Prior to 2020, laws dating back to 1953 largely prohibited public masking. The prohibition was part of a crackdown on “secret societies” at the time, or more specifically an attempt to curtail the activities of the Ku Klux Clan in the state. Exemptions only existed for things like holiday costumes, theater productions, gas masks, and members of public parades or ceremonies that had obtained permits.

On Wednesday, North Carolina residents with compromised immune systems spoke—while masked—during a public comment section.
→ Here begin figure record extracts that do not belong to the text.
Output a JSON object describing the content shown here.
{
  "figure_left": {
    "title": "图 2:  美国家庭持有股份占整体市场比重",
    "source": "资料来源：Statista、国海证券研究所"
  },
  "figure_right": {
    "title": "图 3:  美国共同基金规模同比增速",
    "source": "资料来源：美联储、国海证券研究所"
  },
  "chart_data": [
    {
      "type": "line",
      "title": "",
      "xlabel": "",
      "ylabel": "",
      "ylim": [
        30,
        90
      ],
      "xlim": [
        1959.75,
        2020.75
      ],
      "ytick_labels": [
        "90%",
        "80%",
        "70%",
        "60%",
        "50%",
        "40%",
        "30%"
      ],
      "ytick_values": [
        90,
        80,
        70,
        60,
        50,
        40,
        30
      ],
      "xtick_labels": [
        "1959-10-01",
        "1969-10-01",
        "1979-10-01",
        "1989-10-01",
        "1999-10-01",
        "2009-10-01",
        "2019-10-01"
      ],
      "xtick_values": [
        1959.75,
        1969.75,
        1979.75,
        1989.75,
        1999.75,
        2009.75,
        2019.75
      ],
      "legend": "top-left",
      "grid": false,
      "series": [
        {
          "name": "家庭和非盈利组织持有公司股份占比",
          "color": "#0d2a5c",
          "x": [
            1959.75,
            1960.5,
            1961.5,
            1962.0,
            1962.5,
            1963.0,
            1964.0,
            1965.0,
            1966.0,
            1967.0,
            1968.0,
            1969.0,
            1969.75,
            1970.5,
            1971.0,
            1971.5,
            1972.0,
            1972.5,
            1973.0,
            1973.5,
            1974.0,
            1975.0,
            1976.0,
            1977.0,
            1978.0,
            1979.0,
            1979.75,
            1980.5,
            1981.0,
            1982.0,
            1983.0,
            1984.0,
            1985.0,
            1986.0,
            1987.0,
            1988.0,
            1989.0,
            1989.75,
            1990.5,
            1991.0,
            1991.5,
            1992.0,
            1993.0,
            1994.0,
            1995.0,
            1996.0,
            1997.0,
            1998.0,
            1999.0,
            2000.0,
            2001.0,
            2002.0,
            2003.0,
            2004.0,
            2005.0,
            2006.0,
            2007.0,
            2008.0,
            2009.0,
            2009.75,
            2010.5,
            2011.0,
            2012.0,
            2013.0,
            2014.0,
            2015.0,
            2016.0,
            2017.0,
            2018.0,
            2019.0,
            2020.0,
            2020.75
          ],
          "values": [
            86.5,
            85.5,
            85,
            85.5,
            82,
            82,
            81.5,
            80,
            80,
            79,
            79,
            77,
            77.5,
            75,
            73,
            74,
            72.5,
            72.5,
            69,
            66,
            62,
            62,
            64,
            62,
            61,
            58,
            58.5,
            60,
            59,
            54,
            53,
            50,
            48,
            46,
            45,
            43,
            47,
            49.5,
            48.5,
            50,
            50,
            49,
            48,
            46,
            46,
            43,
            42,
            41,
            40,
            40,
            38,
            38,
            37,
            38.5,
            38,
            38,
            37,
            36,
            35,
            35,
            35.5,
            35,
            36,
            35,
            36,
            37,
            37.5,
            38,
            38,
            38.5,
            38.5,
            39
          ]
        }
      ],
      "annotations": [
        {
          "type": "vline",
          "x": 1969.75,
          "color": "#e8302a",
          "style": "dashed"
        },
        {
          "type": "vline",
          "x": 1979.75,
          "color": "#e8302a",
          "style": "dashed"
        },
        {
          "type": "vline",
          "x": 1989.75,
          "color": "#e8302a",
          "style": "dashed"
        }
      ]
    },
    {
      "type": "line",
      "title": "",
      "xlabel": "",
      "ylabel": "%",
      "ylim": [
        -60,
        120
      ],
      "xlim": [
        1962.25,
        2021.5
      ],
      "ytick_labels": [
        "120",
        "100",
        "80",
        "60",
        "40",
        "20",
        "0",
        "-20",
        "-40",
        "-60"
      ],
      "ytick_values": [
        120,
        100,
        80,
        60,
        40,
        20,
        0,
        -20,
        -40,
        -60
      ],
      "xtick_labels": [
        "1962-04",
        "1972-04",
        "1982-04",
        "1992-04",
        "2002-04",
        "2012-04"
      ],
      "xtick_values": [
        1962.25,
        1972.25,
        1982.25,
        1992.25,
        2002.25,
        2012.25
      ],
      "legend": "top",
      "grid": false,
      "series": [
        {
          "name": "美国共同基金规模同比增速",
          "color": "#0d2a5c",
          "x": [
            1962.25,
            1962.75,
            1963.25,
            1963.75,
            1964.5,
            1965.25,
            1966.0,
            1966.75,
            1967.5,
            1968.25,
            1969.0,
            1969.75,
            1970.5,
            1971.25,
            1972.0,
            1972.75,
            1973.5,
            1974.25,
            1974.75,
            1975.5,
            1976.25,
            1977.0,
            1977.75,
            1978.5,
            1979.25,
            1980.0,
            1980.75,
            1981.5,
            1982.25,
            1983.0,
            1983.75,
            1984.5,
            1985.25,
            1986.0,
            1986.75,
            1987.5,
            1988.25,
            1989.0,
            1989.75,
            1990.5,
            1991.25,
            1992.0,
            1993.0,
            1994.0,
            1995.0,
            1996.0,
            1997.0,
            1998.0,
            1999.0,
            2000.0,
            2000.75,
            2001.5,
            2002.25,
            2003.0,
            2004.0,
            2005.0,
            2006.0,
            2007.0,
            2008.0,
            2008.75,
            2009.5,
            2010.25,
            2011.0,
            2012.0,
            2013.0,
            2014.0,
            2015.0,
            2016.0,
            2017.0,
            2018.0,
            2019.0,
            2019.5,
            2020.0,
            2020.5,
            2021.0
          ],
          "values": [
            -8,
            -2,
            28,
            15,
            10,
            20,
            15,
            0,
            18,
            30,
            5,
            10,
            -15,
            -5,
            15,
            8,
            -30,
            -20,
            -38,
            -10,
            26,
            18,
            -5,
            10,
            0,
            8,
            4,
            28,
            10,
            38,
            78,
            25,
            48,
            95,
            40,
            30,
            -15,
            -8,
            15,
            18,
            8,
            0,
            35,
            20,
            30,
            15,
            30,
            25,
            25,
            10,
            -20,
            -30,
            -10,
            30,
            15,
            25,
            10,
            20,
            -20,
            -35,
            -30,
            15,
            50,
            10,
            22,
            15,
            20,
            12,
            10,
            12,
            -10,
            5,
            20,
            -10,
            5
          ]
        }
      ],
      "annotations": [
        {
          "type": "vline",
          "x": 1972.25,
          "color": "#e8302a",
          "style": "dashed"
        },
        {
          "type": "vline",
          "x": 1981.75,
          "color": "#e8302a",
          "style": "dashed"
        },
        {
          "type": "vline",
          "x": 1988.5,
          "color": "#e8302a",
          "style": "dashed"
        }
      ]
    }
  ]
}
Simone Hetherington told lawmakers that masking was the only way to protect herself in public from illness and feared passage of the bill would prevent her from doing so, according to reporting by the Associated Press.

But, according to The News & Observer, Republicans were dismissive of that possibility, arguing that in the decades prior to the pandemic, when public masking was largely illegal, they couldn’t recall anyone being prosecuted for wearing a mask for health reasons.

Raleigh-based news outlet WRAL quoted Sen. Sydney Batch, a Democrat from Wake, who criticized the bill along with fellow Democratic colleagues. Batch, a cancer survivor, spoke of how her husband and children wore masks to protect her while she underwent cancer treatments that weakened her immune system. “This bill criminalizes their behavior, and mine,” she said. “We talk a lot about freedoms in this chamber. I hear it all the time. I should have the freedom—my children and my husband should have the freedom—to wear masks in order to protect and save my life, without fear of being arrested and charged.”